The PeaceTech Alliance was established to support the development of human-centric approaches to technology and innovation for peace. Bringing together stakeholders from diplomacy, research, civil society, government, and technology, the Alliance seeks to ensure that innovation serves people and communities rather than the other way around. For the Alliance, events such as Setsuko Thurlow’s visit are more than commemorative moments. They create unique opportunities for younger generations of researchers and innovators to engage directly with voices shaped by the consequences of conflict and to reflect on how technological progress can be aligned with human values, responsibility, and long-term societal impact.
As Austria continues exploring its role in ethical and human-centric PeaceTech, the Alliance believes that stories such as Thurlow's are not peripheral to innovation discussions but essential to them. The humanitarian consequences of conflict cannot be understood through data alone. They are understood through the voices of people and communities who have experienced those consequences first-hand. The PeaceTech Alliance remains committed to creating opportunities for these voices to be heard and to ensuring that the development of new approaches to peacebuilding is informed by lived experience, community needs, and a deep respect for human dignity.
Reflecting on Thurlow's visit, members of the Alliance noted that the most important lesson from the event was not about technology at all. It was about humanity. As the international community confronts growing insecurity, conflict, and geopolitical tension, Thurlow's message serves as a reminder that peace is ultimately built through our relationships with one another, our willingness to listen, and our commitment to protecting human dignity. For the PeaceTech Alliance, these values will continue to guide how innovation for peace is imagined, developed, and applied.
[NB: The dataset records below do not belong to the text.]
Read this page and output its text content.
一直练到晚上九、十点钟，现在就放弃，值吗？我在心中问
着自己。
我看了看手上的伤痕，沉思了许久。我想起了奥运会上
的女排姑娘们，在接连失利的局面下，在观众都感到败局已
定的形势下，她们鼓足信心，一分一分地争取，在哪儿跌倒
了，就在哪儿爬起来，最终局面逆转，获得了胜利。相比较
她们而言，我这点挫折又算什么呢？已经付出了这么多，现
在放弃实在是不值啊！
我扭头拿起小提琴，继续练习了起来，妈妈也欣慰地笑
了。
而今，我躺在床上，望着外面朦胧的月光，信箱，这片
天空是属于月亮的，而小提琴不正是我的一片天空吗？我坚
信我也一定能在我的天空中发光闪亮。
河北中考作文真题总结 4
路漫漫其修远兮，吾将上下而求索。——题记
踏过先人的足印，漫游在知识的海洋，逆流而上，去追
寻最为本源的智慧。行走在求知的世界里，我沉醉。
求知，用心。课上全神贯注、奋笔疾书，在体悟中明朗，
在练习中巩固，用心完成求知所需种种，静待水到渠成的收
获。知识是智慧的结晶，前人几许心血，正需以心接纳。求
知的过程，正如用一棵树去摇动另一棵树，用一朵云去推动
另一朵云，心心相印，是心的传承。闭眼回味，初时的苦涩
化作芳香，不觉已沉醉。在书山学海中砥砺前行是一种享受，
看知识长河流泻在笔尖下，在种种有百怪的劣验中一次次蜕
About the PeaceTech Alliance
The PeaceTech Alliance was initiated and co-founded by the AIT Austrian Institute of Technology in 2025 as a multi stakeholder initiative bringing together organisations from peacebuilding, diplomacy, research, civil society, international organisations, and technology. The Alliance advances human-centric approaches to PeaceTech, ethical innovation, and responsible data governance and is guided by the principle of “Do No Harm”, recognising that technologies should be designed, developed, and deployed in ways that minimise unintended consequences and actively contribute to human dignity, societal resilience, and peace. Through dialogue, collaboration, and practical action, the Alliance works to ensure that innovation serves communities and contributes to more peaceful, just, and resilient societies.